While the study benefits from a large sample size and trajectory analysis, notable limitations include the lack of data on some potential confounding factors, and the use of a predominantly ethnic Swedish sample in the study which limits how well the findings can be generalised to other populations globally.

What are the implications

This study shows that the timing of weight gain matters just as much as the amount, and points to weight gain during late middle adulthood as a distinct and actionable risk factor for disease survival, independent of how aggressive the tumour is at diagnosis.

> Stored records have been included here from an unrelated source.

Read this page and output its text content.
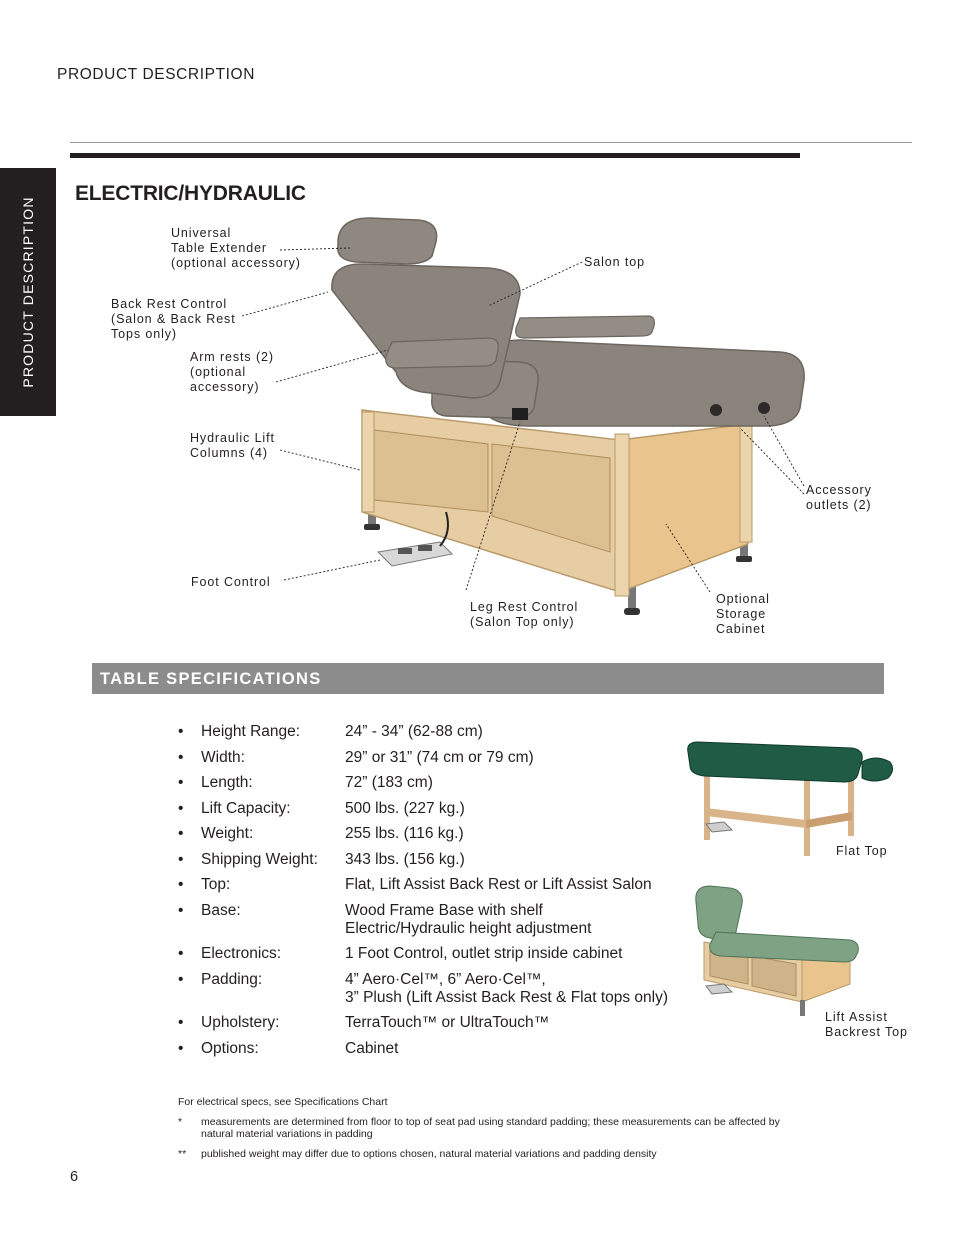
PRODUCT DESCRIPTION
PRODUCT DESCRIPTION
ELECTRIC/HYDRAULIC
Universal
Table Extender
(optional accessory)	Salon top
Back Rest Control
(Salon & Back Rest
Tops only)
Arm rests (2)
(optional
accessory)
Hydraulic Lift
Columns (4)
Accessory
outlets (2)
Foot Control
Leg Rest Control
(Salon Top only)
Optional
Storage
Cabinet
TABLE SPECIFICATIONS
•	Height Range:	24” - 34” (62-88 cm)
•	Width:	29” or 31” (74 cm or 79 cm)
•	Length:	72” (183 cm)
•	Lift Capacity:	500 lbs. (227 kg.)
•	Weight:	255 lbs. (116 kg.)
•	Shipping Weight:	343 lbs. (156 kg.)
•	Top:	Flat, Lift Assist Back Rest or Lift Assist Salon
•	Base:	Wood Frame Base with shelf
Electric/Hydraulic height adjustment
•	Electronics:	1 Foot Control, outlet strip inside cabinet
•	Padding:	4” Aero·Cel™, 6” Aero·Cel™,
3” Plush (Lift Assist Back Rest & Flat tops only)
•	Upholstery:	TerraTouch™ or UltraTouch™
•	Options:	Cabinet
Flat Top
Lift Assist
Backrest Top
For electrical specs, see Specifications Chart
*	measurements are determined from floor to top of seat pad using standard padding; these measurements can be affected by natural material variations in padding
**	published weight may differ due to options chosen, natural material variations and padding density
6
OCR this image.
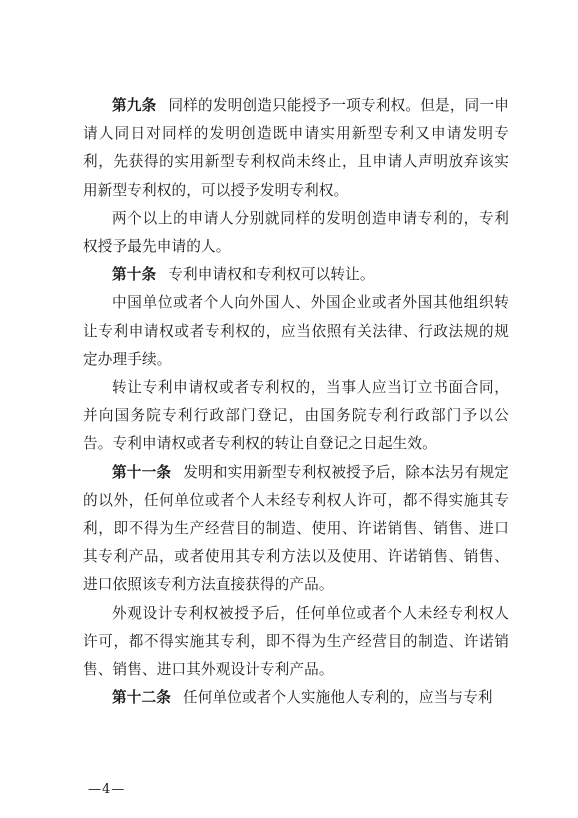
第九条 同样的发明创造只能授予一项专利权。但是，同一申请人同日对同样的发明创造既申请实用新型专利又申请发明专利，先获得的实用新型专利权尚未终止，且申请人声明放弃该实用新型专利权的，可以授予发明专利权。

两个以上的申请人分别就同样的发明创造申请专利的，专利权授予最先申请的人。

第十条 专利申请权和专利权可以转让。

中国单位或者个人向外国人、外国企业或者外国其他组织转让专利申请权或者专利权的，应当依照有关法律、行政法规的规定办理手续。

转让专利申请权或者专利权的，当事人应当订立书面合同，并向国务院专利行政部门登记，由国务院专利行政部门予以公告。专利申请权或者专利权的转让自登记之日起生效。

第十一条 发明和实用新型专利权被授予后，除本法另有规定的以外，任何单位或者个人未经专利权人许可，都不得实施其专利，即不得为生产经营目的制造、使用、许诺销售、销售、进口其专利产品，或者使用其专利方法以及使用、许诺销售、销售、进口依照该专利方法直接获得的产品。

外观设计专利权被授予后，任何单位或者个人未经专利权人许可，都不得实施其专利，即不得为生产经营目的制造、许诺销售、销售、进口其外观设计专利产品。

第十二条 任何单位或者个人实施他人专利的，应当与专利

—4—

It also highlights how opportunistic PSA screening can mask the relationship between weight and prostate cancer risk.

The life-course approach helps explain why previous studies using single-point weight measurements have produced conflicting results. Epidemiological research on adiposity and cancer must move beyond single exposure measurement and instead adopt life-course modelling to account for an individual’s adiposity trajectory.

More research is needed to understand the biological mechanisms that make late-onset obesity particularly detrimental to prostate cancer survival.

Key takeaway

While screening biases complicated the study of how weight gain might affect the chances of being diagnosed with prostate cancer, weight gain in late middle adulthood appears to increase the risk of dying from the disease. Clinical and public health guidelines should therefore explicitly acknowledge the importance of weight management and stability during the late midlife age window to help improve long-term prostate cancer outcomes.